Time's acceleration also explains the remarkable productivity of some of the greatest artists, scientists and musicians in history.

"Shakespeare's entire body of work was written in less than thirty years," said Dr. Tiktoch. "Leonardo da Vinci's fantastic spectrum of achievement in arts and sciences was accomplished in only fifty. Mozart was only 35 when he died, but look at the enormous opus he left behind. The only explanation for this kind of superhuman prolificacy is that time during their respective centuries moved much, much slower than it does now."

With the current pace of time, Dr. Tiktoch added, it's no surprise that hardly anyone ever produces anything of lasting value anymore. "There simply isn't time," he said.

Because of the inflation of time, Western life spans today, which when measured in years are significantly longer than they were a mere hundred years ago, are actually much shorter.
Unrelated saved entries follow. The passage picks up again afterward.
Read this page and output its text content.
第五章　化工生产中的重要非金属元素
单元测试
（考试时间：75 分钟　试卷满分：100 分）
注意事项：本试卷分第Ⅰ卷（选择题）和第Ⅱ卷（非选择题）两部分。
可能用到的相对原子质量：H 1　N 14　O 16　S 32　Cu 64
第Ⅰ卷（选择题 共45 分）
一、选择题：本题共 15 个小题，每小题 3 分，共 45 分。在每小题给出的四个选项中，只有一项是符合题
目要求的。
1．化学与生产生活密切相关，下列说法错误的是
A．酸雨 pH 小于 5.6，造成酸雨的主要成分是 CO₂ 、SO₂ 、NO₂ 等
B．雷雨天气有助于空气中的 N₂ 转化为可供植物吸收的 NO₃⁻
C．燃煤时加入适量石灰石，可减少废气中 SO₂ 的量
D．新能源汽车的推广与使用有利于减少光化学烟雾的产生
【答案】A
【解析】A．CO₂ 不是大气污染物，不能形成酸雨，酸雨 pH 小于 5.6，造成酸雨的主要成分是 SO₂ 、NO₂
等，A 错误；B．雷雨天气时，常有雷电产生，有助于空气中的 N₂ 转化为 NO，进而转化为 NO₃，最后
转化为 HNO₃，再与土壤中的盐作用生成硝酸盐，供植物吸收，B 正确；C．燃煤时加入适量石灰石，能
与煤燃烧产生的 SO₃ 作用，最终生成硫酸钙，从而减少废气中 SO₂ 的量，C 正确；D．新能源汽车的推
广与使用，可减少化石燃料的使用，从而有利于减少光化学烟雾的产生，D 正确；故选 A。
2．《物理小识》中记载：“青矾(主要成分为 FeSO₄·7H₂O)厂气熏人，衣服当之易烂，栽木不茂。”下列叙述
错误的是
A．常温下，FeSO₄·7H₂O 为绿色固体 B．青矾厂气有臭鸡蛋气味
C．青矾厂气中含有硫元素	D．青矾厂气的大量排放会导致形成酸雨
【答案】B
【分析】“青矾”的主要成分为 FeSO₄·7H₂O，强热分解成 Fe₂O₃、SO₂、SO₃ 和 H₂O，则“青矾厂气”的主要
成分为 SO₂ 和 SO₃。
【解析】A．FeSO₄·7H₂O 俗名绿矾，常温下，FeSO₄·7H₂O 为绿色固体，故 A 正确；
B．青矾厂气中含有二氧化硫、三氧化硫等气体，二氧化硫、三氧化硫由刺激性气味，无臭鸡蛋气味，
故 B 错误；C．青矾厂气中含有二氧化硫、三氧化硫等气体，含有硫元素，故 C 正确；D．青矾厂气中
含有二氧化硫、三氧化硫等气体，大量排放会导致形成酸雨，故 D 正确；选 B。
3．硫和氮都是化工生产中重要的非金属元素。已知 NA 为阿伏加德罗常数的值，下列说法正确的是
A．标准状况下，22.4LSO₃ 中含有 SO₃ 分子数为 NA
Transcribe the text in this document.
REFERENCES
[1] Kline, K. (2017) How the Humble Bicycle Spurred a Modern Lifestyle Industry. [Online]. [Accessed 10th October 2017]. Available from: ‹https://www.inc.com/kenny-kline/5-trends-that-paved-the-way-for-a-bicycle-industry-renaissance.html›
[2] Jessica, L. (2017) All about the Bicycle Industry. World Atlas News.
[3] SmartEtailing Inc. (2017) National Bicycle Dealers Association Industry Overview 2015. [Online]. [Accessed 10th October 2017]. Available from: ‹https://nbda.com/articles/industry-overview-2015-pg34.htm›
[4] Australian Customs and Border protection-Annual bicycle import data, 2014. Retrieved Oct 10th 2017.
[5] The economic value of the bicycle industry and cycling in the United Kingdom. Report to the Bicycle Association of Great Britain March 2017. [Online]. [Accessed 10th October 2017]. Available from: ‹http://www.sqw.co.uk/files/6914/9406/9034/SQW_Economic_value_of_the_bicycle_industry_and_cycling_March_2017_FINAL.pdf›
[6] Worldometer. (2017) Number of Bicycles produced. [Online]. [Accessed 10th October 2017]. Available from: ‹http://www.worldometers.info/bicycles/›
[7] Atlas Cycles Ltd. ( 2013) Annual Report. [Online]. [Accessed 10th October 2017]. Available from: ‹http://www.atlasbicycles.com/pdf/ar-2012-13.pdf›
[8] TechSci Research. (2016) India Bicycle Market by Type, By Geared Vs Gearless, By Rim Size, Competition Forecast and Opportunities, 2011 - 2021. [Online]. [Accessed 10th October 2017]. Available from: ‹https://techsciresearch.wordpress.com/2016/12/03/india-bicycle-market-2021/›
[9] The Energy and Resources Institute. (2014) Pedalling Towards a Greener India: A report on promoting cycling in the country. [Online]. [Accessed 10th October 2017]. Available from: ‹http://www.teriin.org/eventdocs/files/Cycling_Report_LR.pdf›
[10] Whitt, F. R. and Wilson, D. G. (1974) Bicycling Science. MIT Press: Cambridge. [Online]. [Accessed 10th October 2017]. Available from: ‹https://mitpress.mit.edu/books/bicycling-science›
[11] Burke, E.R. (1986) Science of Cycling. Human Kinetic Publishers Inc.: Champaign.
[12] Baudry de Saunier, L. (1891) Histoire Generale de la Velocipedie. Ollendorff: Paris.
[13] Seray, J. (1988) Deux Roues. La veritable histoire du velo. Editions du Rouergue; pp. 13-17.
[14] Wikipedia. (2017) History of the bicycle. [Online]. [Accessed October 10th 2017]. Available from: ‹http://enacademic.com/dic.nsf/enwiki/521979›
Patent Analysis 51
"You clock a larger number of years, but each year contains approximately 46% less time than it did a century ago," said Dr. Tiktoch. "From that perspective, a man who dies at the age of ninety has actually lived roughly 10% less than someone who died at the age of forty in the year 1910."

According to Dr. Tiktoch, "the only antidote to time inflation is, I'm afraid, misery. It's not much fun, but it does slow things down."